Gene-editors cut sickle cell code
Researchers in the US have successfully corrected a genetic error in stem cells from patients with sickle cell disease, and then used those cells to grow healthy, mature red blood cells.
It is an important step in the quest to engineer new body parts.
The team from Johns Hopkins Medicine says it could effectively treat patients with sickle cell disease who need frequent blood transfusions.
The results will be published in an upcoming issue of the journal Stem Cells.
In sickle cell disease, a genetic variation causes blood cells to take on a crescent, or sickle, shape, rather than the typical round shape.
The crescent-shaped cells are sticky and can block blood flow through vessels, often causing great pain and fatigue.
Sometimes, a transplant of blood-producing bone marrow can cure the disease, but many patients either cannot tolerate the transplant procedure, or their transplants fail. For these people, the best option has been to receive regular blood transfusions from healthy donors with matching blood types.
But even this is not a perfect fix, as over time patients' bodies often begin to mount an immune response against the foreign blood.
The solution could be to grow blood cells in the lab that are matched to each patient's own genetic material, and thus could evade the immune system.

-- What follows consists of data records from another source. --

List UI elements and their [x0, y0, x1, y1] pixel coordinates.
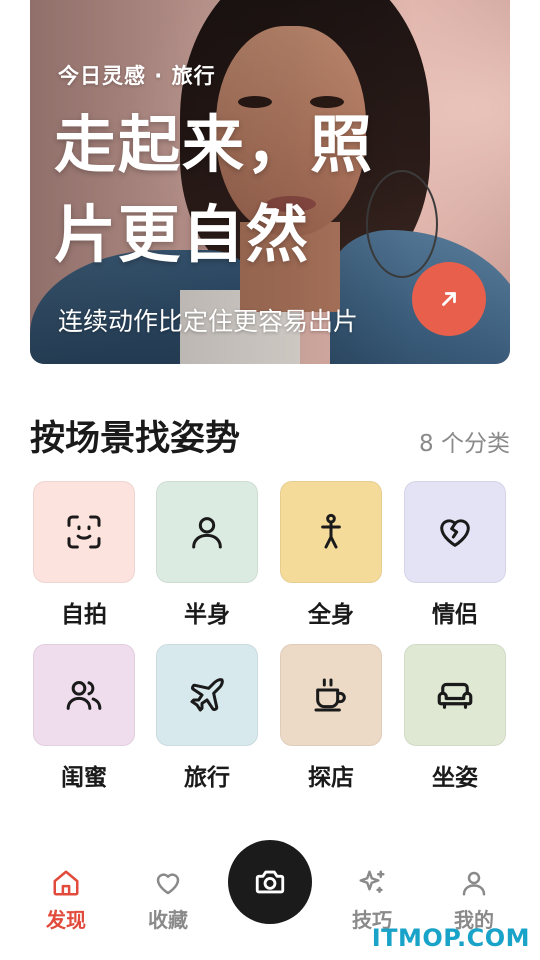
nav-profile[interactable]: 我的	[429, 866, 519, 933]
hero-open-button[interactable]	[412, 262, 486, 336]
category-count: 8 个分类	[419, 431, 510, 457]
nav-label: 发现	[46, 908, 86, 932]
sparkle-icon	[359, 870, 385, 893]
hero-subtitle: 连续动作比定住更容易出片	[58, 307, 359, 336]
category-travel[interactable]: 旅行	[156, 644, 258, 792]
category-label: 全身	[308, 602, 354, 628]
standing-figure-icon	[321, 513, 341, 549]
watermark: ITMOP.COM	[371, 924, 530, 952]
category-sitting[interactable]: 坐姿	[404, 644, 506, 792]
category-label: 坐姿	[432, 765, 478, 791]
heart-icon	[440, 519, 470, 547]
category-selfie[interactable]: 自拍	[33, 481, 135, 629]
two-people-icon	[66, 681, 102, 710]
person-bust-icon	[192, 517, 222, 549]
face-scan-icon	[67, 515, 101, 549]
coffee-cup-icon	[314, 678, 346, 712]
section-title: 按场景找姿势	[30, 419, 241, 459]
category-label: 探店	[308, 765, 354, 791]
nav-tips[interactable]: 技巧	[327, 866, 417, 933]
category-label: 闺蜜	[61, 765, 107, 791]
camera-button[interactable]	[228, 840, 312, 924]
hero-banner[interactable]: 今日灵感 · 旅行 走起来，照片更自然 连续动作比定住更容易出片	[30, 0, 510, 364]
category-couple[interactable]: 情侣	[404, 481, 506, 629]
category-half-body[interactable]: 半身	[156, 481, 258, 629]
category-label: 旅行	[184, 765, 230, 791]
category-label: 自拍	[61, 602, 107, 628]
category-friends[interactable]: 闺蜜	[33, 644, 135, 792]
category-label: 情侣	[432, 602, 478, 628]
nav-discover[interactable]: 发现	[21, 866, 111, 933]
heart-outline-icon	[156, 873, 180, 895]
category-label: 半身	[184, 602, 230, 628]
airplane-icon	[190, 678, 224, 712]
hero-kicker: 今日灵感 · 旅行	[58, 64, 216, 88]
sofa-icon	[437, 682, 473, 709]
camera-icon	[255, 870, 285, 894]
home-icon	[53, 870, 79, 896]
nav-favorites[interactable]: 收藏	[123, 866, 213, 933]
arrow-up-right-icon	[442, 292, 456, 306]
nav-label: 收藏	[148, 908, 188, 932]
hero-title: 走起来，照片更自然	[54, 108, 375, 271]
user-icon	[462, 871, 486, 896]
category-cafe[interactable]: 探店	[280, 644, 382, 792]
category-full-body[interactable]: 全身	[280, 481, 382, 629]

A research group led by Professor Linzhao Cheng had already devised a way to use stem cells to make human blood cells. The problem for patients with sickle cell disease is that lab-grown stem cells with their genetic material would have the sickle cell defect.
To solve this problem, the researchers started with patients' blood cells and reprogrammed them into induced pluripotent stem cells, which can make any other cell in the body and grow indefinitely in the laboratory.
They then used an exciting genetic editing technique called CRISPR to snip out the sickle cell gene variant and replace it with the healthy version of the gene.
The final step was to coax the stem cells to grow into mature blood cells. The edited stem cells generated blood cells just as efficiently as stem cells that had not been subjected to CRISPR, the researchers found.
Dr Cheng says that to become medically useful, the technique of growing blood cells from stem cells will have to be made even more efficient and scaled up significantly.
The lab-grown stem cells would also need to be tested for safety.
But, “this study shows it may be possible in the not-too-distant future to provide patients with sickle cell disease with an exciting new treatment option,” he said.